Watch out for systems that are too complex

Today I experienced a problem at a bank while trying to withdraw more cash than an ATM would ordinarily allow.  It has a lot in common with today’s failure of Delta Airlines entire software system, and a similar failure at Southwest last week.  The Delta problem was believed to have started with an electrical power failure in Atlanta, which shut the entire system down.  It was widely reported that much of the online flight information data or what was posted on airport monitors was incorrect for a period of many hours.  A similar system-wide failure occurred at Southwest.  How much of the problem still persists in the form of incorrect billing for changed flights, corrupted credit card information, and other security  issues?  In each case, tech support staff worked hard to get the systems up and running.  Much of my research in the last 30+ years has focused on the engineering of complex software systems, so none of the technical issues surprise me.

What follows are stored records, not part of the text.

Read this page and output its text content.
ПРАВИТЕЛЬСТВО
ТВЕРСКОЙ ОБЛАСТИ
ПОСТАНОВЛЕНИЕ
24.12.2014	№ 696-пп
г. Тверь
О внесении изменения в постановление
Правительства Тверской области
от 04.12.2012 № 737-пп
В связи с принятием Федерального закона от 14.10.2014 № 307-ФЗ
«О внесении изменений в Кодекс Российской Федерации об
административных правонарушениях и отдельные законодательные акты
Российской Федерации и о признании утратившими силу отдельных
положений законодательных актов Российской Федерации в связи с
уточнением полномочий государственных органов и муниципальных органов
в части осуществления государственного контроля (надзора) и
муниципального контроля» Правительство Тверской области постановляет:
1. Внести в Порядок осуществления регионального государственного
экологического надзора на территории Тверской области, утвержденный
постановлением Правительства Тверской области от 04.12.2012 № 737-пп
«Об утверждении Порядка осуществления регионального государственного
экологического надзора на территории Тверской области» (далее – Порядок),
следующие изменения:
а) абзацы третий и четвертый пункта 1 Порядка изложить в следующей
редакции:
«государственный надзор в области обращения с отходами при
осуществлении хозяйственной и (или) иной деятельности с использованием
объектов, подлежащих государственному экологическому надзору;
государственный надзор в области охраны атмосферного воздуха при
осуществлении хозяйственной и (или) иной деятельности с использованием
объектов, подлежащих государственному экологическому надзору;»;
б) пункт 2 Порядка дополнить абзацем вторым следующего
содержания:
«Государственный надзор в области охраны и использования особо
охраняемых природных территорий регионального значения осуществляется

(If you want to learn more about the technical details of how such complex things can be engineered, buy the second edition of my Introduction to Software Engineering book.  Both my publisher, Chapman and Hall, and I will appreciate the $99 you spend.  Thank you.)

Here’s what happened at my bank.  None of the tellers at the bank branch could get access to the bank’s computer system.  It took about five minutes for the system to come up.  The ATMs outside the bank seemed to have problems, also.

So, what’s the issue?  The problem from a consumer perspective is that any consumer transaction or data might have been corrupted, or even intercepted.  In this case, the tellers simply waited, and their system became available.  Not much tech support seemed to be needed at this bank branch today.

Did the Delta or Southwest tech support completely solve the problems?  Perhaps.  Did the bank’s software problem solve itself?  Perhaps.  We will never know.

What we do know is that, in each case, a system did not behave the way it should and, in the case of the airlines, the problems cascaded.  Not surprisingly, the problems of complex software systems tend to increase greatly when they are under heavy load.

What this means for you is that you should avoid being at the mercy of such failures, so your data is correct and you have evidence of what transactions you made.  Keep in mind that complex systems fail often, and you should avoid unsafe practices.  Here are some unsafe practices.

  1. Deposit cash through an ATM?  Do you have any recourse if a problem occurs?
  2. Deposit a check through your smartphone?  Only if you keep the physical check and have a nearby location where you can talk to a person who can fix any problem that occurs.
  3. Rely only on data stored on a smartphone for airline reservation information, without either a paper copy or a way to print a hard copy? Remember, your copy of an electronic reservation data may be out of date if a system failure occurs.
  4. Use free wifi to log in in an airport?  The wifi may be overloaded, so whatever limited protection of your private is sometimes available may not be present at all.